Poor Carney. Within a year, he has gone from being the central bank’s answer to George Clooney, the cool kid on the block with a man-bag, to an ignominious inamorato, who lacks credibility.
I sympathise with McFadden: Carney needs to man-up and take some hard decisions. UK interest rates have been too low for too long. The financially illiterate have been encouraged to take on more debt than they will be able to service in a more normal interest rate environment. Carney risks continuing the typical UK boom-and-bust economic cycle, unless he acts quickly to dampen excessive speculation.
I may be confused by Carney’s Delphic utterances, but I am also increasingly perplexed by the behaviour of global regulators, who seem to be constantly moving the goalposts. Since the financial crisis, the regulators control the puppet strings and it is unwise, verging on the foolhardy, to challenge them. Ian Hannam, a respected, former JPMorgan Cazenove banker, may therefore be rueing his decision to challenge a 2012 decision, by the UK’s Financial Conduct Authority, that he had committed “market abuse”.
Hannam’s appeal was heard before the Upper Tribunal of the Tax and Chancery Chamber. In late May 2014, the tribunal published its verdict and found against Hannam.
As readers may recall, Hannam passed information about his client, Heritage Oil, which was not in the public domain, to a third party. Many have argued that Hannam was merely doing what bankers have done throughout the ages and trying to entice a potential bidder by dangling a tasty tit-bit.
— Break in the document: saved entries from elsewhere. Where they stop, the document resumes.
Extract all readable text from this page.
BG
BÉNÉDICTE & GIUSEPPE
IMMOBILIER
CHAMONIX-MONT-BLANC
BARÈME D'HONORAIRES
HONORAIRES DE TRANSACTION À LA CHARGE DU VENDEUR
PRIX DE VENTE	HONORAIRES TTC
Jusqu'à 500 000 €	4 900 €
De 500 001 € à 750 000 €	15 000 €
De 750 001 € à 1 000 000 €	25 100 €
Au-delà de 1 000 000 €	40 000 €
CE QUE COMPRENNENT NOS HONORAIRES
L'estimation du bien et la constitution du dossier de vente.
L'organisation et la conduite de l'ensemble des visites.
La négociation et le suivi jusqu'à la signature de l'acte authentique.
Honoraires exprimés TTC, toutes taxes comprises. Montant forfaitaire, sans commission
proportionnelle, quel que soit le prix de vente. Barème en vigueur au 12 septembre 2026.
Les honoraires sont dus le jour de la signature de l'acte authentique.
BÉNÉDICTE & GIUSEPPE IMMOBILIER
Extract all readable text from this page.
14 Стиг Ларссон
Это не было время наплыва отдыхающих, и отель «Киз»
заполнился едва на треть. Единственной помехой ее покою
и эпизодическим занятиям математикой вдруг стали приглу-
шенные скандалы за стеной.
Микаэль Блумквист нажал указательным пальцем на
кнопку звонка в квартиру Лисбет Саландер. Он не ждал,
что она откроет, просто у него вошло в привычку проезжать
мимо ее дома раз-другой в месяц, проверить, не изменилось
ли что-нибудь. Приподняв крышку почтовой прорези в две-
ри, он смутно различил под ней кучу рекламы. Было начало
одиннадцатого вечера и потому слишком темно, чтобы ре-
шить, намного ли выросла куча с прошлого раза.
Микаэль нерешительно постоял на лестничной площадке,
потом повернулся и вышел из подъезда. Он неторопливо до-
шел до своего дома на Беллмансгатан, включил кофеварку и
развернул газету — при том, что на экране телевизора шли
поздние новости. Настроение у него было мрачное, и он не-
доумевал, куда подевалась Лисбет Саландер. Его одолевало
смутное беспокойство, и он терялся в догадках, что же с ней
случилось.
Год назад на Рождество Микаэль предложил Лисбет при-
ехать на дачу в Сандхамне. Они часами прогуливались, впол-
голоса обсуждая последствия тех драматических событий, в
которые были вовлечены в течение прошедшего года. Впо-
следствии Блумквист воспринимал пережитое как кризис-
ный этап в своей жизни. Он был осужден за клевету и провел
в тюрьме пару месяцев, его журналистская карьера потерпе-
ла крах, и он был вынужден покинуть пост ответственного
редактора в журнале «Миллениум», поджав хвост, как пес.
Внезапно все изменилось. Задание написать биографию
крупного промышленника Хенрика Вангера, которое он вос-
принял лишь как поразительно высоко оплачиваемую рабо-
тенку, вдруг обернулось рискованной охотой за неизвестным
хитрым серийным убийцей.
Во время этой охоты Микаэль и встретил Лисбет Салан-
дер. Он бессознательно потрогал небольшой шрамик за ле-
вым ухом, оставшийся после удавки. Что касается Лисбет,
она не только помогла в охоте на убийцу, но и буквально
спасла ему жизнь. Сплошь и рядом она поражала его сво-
Moreover, since neither Hannam, nor the recipient of the emails (Dr Hawrami, the minister for oil in the Kurdish Regional Government), acted on the information, no harm had been done.
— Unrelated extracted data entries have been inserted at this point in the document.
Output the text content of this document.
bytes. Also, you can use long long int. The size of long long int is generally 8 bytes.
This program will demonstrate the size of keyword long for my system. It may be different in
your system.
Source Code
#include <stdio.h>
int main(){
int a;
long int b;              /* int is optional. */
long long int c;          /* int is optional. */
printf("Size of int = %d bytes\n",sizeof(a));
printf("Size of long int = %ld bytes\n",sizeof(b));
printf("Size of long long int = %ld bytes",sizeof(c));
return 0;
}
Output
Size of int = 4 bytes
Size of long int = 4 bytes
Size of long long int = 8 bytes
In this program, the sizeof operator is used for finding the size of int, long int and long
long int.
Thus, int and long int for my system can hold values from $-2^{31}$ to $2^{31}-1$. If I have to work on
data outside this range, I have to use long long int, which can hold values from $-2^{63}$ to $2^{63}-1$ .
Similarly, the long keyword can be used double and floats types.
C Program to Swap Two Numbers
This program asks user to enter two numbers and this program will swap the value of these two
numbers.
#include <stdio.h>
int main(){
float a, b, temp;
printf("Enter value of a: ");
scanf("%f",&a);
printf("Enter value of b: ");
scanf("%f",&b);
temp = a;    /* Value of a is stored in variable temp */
However, the tribunal saw things differently and found, in a 130 page judgement, that Hannam had indeed engaged in market abuse and that his actions were not in the proper course of the exercise of his employment. Hannam had appealed because he wanted to clear his name. However, he may now be regretting ploughing on with the case.
The tribunal was not impressed by Hannam as a witness and stated: “Mr Hannam projected an engaging yet forceful personality…We formed the impression of him as a man much more interested in, and comfortable with, the large picture than with the detail.” The tribunal then grumbled about “ the unfocused nature” of much of Hannam’s evidence, his “very discursive” answers and chastised him for becoming “argumentative”.
“They were dreadfully cutting,” my mole sighed. “And I simply dread to think how much the whole thing has cost Ian in legal fees.” I hate to be the person who imparts bad tidings, but the tribunal has not yet pronounced on the penalty for Hannam. So further legal argument, and thus expense for Hannam, will be necessary.
We all acknowledge that we are living in a new world of “Regulators rule, OK.” Given this backdrop, it surprises me that things have gone quiet between Barclays and the UK’s Serious Fraud Office. The SFO has been investigating the bank for a while, over allegations of wrong-doing during a 2008 capital raising exercise that involved the Qatari authorities.
The SFO is questioning a number of former employees including past chief executives John Varley and Bob Diamond, as well as those lower down the totem pole such as Roger Jenkins, the bank’s one-time head of tax advisory, and Chris Lucas, a previous finance director. For the bank, the ultimate risk of the SFO’s investigation is a corporate prosecution. But the individuals could, if found guilty, face a most unpalatable jail sentence. All the former Barclays’ employees deny any wrongdoing.
As if this were not bad enough, in June, the New York Attorney General, Eric Schneiderman, pounced upon the bank with a securities fraud lawsuit. Schneiderman claims that Barclays told customers who chose to trade in its dark pool that they would be protected from so-called high-frequency traders. But customers were not protected at all and the bank actually courted high-frequency traders. When news of the lawsuit surfaced, Barclays shares fell some 6%, sliding to a level last seen in November 2012. Antony Jenkins, Barclays’ current chief executive, must feel as if he is Sisyphus, the ancient king of Ephyra. Sad Sisyphus was forced to roll an immense boulder up a hill, only to watch it roll back down, and to repeat this action forever.